I don't really understand the fundamental rationale for this. I'd think 0
decimal is much simpler to understand for most people?
2 Answers
Ether itself has 18 decimals, most ERC-20 tokens simply follow that standard.
1 ETH is represented by 10^18 of its natural unit ( 1 Ether = 1,000,000,000,000,000,000 wei ).
This offers you much greater precision - essentially, you aren't limited to trading the equivalent of a cent ($0.01 for example), you can go much, much lower. It means you can own - actually own, and have full control of - a very small portion of a whole Ether. Might not be so relevant today, but it might be in the future; in case the trade value rises dramatically, you would still be able to buy, own and use the system, without any changes.
As per your point about 0 decimals being simpler to understand, it's more of a matter of which unit you use. In the case of ETH, using wei allows you to completely skip decimals, as you can't go lower than 1 wei.
Keeping the same decimals simplifies the programming of your contracts, as you don't need to do conversion between units - you can use full precision (18 decimals).
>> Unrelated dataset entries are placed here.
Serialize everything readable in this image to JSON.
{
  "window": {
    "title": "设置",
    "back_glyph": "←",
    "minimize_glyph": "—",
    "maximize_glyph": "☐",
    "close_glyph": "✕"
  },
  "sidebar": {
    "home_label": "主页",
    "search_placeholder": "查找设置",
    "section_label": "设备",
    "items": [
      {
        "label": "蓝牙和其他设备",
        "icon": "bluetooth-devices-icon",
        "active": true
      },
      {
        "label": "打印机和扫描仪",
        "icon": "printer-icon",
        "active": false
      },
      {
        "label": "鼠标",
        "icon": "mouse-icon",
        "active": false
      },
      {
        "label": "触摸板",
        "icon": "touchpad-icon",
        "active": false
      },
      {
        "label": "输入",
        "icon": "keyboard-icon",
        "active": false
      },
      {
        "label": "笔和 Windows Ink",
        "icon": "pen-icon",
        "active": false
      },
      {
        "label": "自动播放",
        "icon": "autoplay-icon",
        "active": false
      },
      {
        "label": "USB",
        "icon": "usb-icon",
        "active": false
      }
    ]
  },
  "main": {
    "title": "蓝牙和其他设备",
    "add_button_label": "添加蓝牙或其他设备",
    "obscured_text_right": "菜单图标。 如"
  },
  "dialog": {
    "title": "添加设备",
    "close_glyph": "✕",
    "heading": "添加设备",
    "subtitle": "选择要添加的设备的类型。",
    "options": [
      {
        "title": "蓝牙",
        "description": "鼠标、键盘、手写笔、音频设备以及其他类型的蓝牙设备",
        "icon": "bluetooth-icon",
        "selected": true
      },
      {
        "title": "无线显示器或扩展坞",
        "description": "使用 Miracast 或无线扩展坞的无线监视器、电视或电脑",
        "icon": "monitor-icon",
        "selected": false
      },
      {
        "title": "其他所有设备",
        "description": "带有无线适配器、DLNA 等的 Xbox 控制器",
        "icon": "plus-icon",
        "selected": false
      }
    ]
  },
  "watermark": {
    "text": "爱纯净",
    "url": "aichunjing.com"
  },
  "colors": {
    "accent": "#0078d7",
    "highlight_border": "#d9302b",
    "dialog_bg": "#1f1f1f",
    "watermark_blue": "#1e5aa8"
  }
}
You however obviously do have the option to specify the decimals used by your token, in order to control the total available supply (Fixed supply contract example).
Technical Use Case
In addition to Xilis' answer, solidity assumes 1e18 to be 1 ether as referenced Here.
Interoperability
As referenced in a post here:
It makes math work out really really well when interchanging with other systems. If you have to restrict the precision for some good reason, try instead restricting the divisibility of the transfer functions. For example, only increments of 1000000 can be transferred gives the same effect as using fewer decimals than 18, but still retains the convection of putting the point at the 18th decimal place.